3. Recovering employment numbers
The spike in unemployment, up to 3.6 per cent , was a serious concern in 2020, as this reflects on our ability to service home loans; in Q3 unemployment was at the highest in 16 years .But employment rates have rebounded
As of 2021, however, employment levels among Singaporeans and Permanent Residents have begun to rebound ; although full recovery is unlikely until 2022. This is likely to result to have two effects:
First, we could see sustained momentum in the HDB resale flat market, as those facing lower paying jobs, retrenchments, etc. downgrade from private to HDB flats, or opt for bigger resale flats instead of upgrading to a condo.
Second, we didn’t see many mortgagee sales or fire sales even in Q3 2020, when unemployment was at its peak; nor did we see big price drops for the whole of 2020. As the situation is now improving rather than getting worse, the idea of a buyer’s market with steep discounts is growing dimmer for 2021.
4. The flood of newer resale flats entering the market, and oversubscription frustrations
As we’ve mentioned before, there’s a huge bumper crop of resale flats reaching their Minimum Occupation Period (MOP). But besides that, you may have noticed something about BTO flat launches of late:
There have been a lot of launches in highly desirable mature areas, in 2020 and 2021. Chief among these are places like Bishan and Toa Payoh (Bidadari), where oversubscription is all but guaranteed.

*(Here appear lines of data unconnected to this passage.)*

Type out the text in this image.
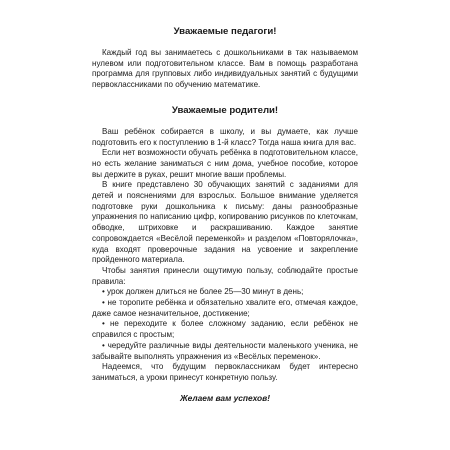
Уважаемые педагоги!

Каждый год вы занимаетесь с дошкольниками в так называемом нулевом или подготовительном классе. Вам в помощь разработана программа для групповых либо индивидуальных занятий с будущими первоклассниками по обучению математике.

Уважаемые родители!

Ваш ребёнок собирается в школу, и вы думаете, как лучше подготовить его к поступлению в 1-й класс? Тогда наша книга для вас.

Если нет возможности обучать ребёнка в подготовительном классе, но есть желание заниматься с ним дома, учебное пособие, которое вы держите в руках, решит многие ваши проблемы.

В книге представлено 30 обучающих занятий с заданиями для детей и пояснениями для взрослых. Большое внимание уделяется подготовке руки дошкольника к письму: даны разнообразные упражнения по написанию цифр, копированию рисунков по клеточкам, обводке, штриховке и раскрашиванию. Каждое занятие сопровождается «Весёлой переменкой» и разделом «Повторялочка», куда входят проверочные задания на усвоение и закрепление пройденного материала.

Чтобы занятия принесли ощутимую пользу, соблюдайте простые правила:

• урок должен длиться не более 25—30 минут в день;

• не торопите ребёнка и обязательно хвалите его, отмечая каждое, даже самое незначительное, достижение;

• не переходите к более сложному заданию, если ребёнок не справился с простым;

• чередуйте различные виды деятельности маленького ученика, не забывайте выполнять упражнения из «Весёлых переменок».

Надеемся, что будущим первоклассникам будет интересно заниматься, а уроки принесут конкретную пользу.

Желаем вам успехов!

The former means we could see a lot of very new, five-year old resale flats on the market; where lease decay is still a non-issue.
The latter means a lot of frustrated applicants, who may turn to resale offerings in the desired areas instead of waiting further (e.g. if you’ve balloted for Bidadari twice in a row and failed).
It certainly doesn’t help that Covid-19 raises the risk of construction delays – another factor that makes ready-to-move-in resale flats attractive.
Note that going into 2021, this is an issue that’s far from resolved: most construction supplies for our prefabricated housing come from abroad, so even if Singapore has the virus under control, suppliers abroad may still be shut down.
As such, it’s hard to disagree with forecasts of rising prices for resale flats, going into 2021.
5. Continued low interest rates
What we said in 2020 continues to apply in 2021. The United States is committed to keeping interest rates near zero, to stimulate recovery.
This will continue to keep interest rates low for some home loans in Singapore as well; at present, rates as low as 1.3 per cent are possible. If you’re paying much more than this, do contact us so we can help you find a cheaper loan.
Low interest rates equate to better gains, better rental yields, and lower monthly repayments; all of which help to support the home prices (public and private, as you can opt to use a bank loan for HDB flats as well).
The US intends to keep rates low till 2022, but that means the rates are likely to stay long for many years after that as well.
Bear in mind the last time this happened was around 2009; and the interest rate still hadn’t normalised by the time Covid-19 came around. HDB loans have now been more expensive than bank home loans for around 11 years.
That said, there aren’t as many new launches expected in 2021
We have a longer explanation of this in an earlier article, where we pointed out that resale condos may be in the spotlight for 2021.
The lower number of new launches could slow the pace of rising prices; this is because new launches are always priced higher than existing condos, and have a knock-on effect, raising prices of surrounding resale properties.
As such, a large number of new launches in a given year may see substantial price rises – such as in 2019 and 2020.
However, the lower number of new launches could be more than compensated for, if we see new en-bloc stirrings and resale demand. Overall, it doesn’t look like sellers are flinching despite Covid-19.
If anything, 2021 is shaping up to be even less of a buyers’ market than last year. Great if you own a home right now, but disappointing if you’ve been taking the “wait and see” approach.